For nearly a decade, my locs were more than just hair. They were a commitment, a spiritual journey, a visible timeline of growth and patience. I started them in 2016 with intention, drawn by both the aesthetic appeal and the deeper significance of allowing my hair to grow naturally, untouched by scissors or manipulation. I wanted to see what would emerge if I simply let go of control and allowed time to do its work.
The journey was everything the seasoned loc wearers had told me it would be. I moved through the stages like chapters in a long book. The baby locs with their fuzzy uncertainty, the awkward teenage phase where they seemed to have a mind of their own, and finally the mature locs that hung with weight and history. Each stage required patience. Each stage taught me something about commitment.
But somewhere along the way, the thing that was supposed to represent freedom began to feel like constraint.
It started subtly. What once felt like a crown began to feel like a burden. The locs that had framed my face with character now seemed to obscure it. I found myself looking in the mirror and not recognizing the person staring back, or worse, recognizing someone who felt trapped beneath the growth.
It's true there was a physical weight to my locs, especially after all those years. But what I didn't anticipate was the psychological weight. Each loc carried memories, yes, but also versions of myself I had outgrown. They held on to who I was in 2016, 2018, 2020, all the iterations of me that no longer matched who I was becoming. I began to feel like I was carrying around a past self that I needed to release.
The decision to cut them wasn't impulsive, but when it finally came, it felt inevitable. I realized I was holding onto them only because I had invested so much time. That's when I knew I was ready.
There's something ritualistic about cutting locs. It's not like getting a regular haircut. It's a severance, a before-and-after moment that divides your life into distinct chapters. When the scissors went through each loc, I felt the release.
And then, almost immediately, I felt lighter.
I can't fully explain what happened after I cut them, but "rebirth" is the only word that comes close. The physical sensation was immediate. My head felt weightless. I could move differently. I could think differently.
It went deeper than the physical. Something shifted. My confidence returned in ways I hadn't anticipated. I felt clearer, more present, more myself than I had in years. It was as if cutting the locs had cut away accumulated mental fog, old patterns of thinking, outdated versions of who I thought I should be.

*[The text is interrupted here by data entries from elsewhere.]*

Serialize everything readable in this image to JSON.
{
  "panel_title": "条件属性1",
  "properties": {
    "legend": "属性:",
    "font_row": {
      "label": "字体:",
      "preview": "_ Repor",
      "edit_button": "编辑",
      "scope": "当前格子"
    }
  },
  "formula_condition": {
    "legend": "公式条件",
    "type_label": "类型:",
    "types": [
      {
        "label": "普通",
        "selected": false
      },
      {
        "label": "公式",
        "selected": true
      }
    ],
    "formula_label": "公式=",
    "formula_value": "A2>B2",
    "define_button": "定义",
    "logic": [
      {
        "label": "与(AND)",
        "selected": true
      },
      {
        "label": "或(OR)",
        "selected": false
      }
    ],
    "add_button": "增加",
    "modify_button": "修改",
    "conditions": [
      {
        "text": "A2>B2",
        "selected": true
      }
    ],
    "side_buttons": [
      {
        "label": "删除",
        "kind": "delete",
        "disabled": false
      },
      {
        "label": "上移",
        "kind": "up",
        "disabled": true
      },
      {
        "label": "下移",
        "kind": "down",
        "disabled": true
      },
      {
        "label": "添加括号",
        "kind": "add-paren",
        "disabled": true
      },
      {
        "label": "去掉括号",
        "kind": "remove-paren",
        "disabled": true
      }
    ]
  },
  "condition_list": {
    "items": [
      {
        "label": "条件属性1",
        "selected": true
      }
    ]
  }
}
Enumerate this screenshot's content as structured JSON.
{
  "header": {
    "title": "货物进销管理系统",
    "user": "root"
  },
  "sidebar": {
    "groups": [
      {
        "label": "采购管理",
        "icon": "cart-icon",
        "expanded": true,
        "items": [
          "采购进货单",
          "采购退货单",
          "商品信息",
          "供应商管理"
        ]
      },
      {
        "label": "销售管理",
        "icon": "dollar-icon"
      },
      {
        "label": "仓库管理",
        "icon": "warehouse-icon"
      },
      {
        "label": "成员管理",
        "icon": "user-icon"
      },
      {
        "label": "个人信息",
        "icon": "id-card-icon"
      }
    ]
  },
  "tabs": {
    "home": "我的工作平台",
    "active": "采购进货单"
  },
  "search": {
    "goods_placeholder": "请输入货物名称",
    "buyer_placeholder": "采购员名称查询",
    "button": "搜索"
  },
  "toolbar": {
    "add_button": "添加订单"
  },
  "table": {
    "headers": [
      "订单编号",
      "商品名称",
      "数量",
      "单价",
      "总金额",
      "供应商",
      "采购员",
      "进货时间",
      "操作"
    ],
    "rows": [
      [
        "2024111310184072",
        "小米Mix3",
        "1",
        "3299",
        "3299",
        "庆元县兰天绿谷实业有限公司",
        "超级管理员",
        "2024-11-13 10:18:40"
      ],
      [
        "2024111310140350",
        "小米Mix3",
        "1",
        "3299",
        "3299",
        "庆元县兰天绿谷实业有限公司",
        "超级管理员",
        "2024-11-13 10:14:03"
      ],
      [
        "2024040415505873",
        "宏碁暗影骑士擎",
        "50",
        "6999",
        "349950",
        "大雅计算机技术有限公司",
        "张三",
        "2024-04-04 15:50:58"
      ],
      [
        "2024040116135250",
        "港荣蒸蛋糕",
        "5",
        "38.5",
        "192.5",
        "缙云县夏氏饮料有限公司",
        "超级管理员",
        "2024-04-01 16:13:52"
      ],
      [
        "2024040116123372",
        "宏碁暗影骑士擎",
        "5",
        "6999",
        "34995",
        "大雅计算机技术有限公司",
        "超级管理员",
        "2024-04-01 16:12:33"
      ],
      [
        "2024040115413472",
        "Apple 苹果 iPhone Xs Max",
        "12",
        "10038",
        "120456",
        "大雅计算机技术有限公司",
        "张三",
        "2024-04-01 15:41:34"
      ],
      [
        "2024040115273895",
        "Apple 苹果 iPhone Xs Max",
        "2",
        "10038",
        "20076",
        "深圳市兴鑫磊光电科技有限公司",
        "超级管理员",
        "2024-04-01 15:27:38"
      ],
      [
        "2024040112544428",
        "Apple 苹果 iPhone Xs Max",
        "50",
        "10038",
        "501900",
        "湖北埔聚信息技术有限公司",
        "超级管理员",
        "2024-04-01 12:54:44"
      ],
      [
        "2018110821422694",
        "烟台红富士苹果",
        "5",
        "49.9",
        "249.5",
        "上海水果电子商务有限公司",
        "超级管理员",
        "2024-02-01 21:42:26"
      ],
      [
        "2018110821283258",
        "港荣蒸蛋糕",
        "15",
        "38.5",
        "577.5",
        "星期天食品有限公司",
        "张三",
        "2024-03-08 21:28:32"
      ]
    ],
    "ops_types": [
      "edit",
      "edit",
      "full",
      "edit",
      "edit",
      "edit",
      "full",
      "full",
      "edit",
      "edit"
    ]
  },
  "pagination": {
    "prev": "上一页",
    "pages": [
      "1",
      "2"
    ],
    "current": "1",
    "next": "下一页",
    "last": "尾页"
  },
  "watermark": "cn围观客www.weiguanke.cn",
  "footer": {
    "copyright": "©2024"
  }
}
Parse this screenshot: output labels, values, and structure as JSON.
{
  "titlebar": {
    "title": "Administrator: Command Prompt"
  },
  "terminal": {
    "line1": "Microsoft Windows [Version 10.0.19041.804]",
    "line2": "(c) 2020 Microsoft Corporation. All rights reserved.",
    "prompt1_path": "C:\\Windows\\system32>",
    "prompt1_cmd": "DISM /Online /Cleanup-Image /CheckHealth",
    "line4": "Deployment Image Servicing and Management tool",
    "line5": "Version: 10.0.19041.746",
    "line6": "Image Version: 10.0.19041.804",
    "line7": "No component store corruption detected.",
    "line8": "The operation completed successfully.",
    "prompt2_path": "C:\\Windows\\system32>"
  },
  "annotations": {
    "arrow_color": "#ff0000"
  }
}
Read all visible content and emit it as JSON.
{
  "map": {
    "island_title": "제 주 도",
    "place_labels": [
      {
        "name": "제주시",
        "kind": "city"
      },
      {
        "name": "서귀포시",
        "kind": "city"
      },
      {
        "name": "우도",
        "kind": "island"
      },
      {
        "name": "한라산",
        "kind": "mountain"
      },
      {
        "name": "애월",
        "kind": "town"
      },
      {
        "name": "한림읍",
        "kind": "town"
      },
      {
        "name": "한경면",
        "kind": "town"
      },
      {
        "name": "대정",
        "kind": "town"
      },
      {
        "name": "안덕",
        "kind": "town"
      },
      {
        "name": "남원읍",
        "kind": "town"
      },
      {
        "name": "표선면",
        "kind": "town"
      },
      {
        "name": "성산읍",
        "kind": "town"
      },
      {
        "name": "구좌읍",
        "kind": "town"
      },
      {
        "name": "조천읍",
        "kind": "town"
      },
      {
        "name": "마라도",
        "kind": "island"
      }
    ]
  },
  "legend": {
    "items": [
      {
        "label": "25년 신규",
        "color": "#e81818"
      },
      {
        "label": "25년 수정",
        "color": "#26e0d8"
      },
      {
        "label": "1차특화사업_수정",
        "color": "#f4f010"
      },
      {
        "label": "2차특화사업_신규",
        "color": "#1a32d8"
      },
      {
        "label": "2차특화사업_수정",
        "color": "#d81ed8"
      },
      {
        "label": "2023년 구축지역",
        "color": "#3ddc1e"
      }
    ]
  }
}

In various spiritual traditions, hair carries energy and memory. Cutting it is understood as a way of releasing what's stagnant, what's holding you to a version of yourself you've already moved past. You don't have to be spiritual to feel the truth in that. The effect is real either way.
The journey taught me patience, commitment, and the beauty of allowing things to unfold naturally. But the decision to cut them taught me something equally valuable. That we're allowed to change. We're allowed to release what once served us when it no longer does. We're allowed to choose ourselves again and again, even when that means letting go of something we invested years into building.
My locs were beautiful. They were meaningful. And now they're gone. All of these things can be true at once.
I don't regret the decade I spent with them. But I also don't regret the moment I decided to let them go. Because sometimes the most spiritual thing we can do is release what's holding us back, even if, especially if, it's something we once held sacred.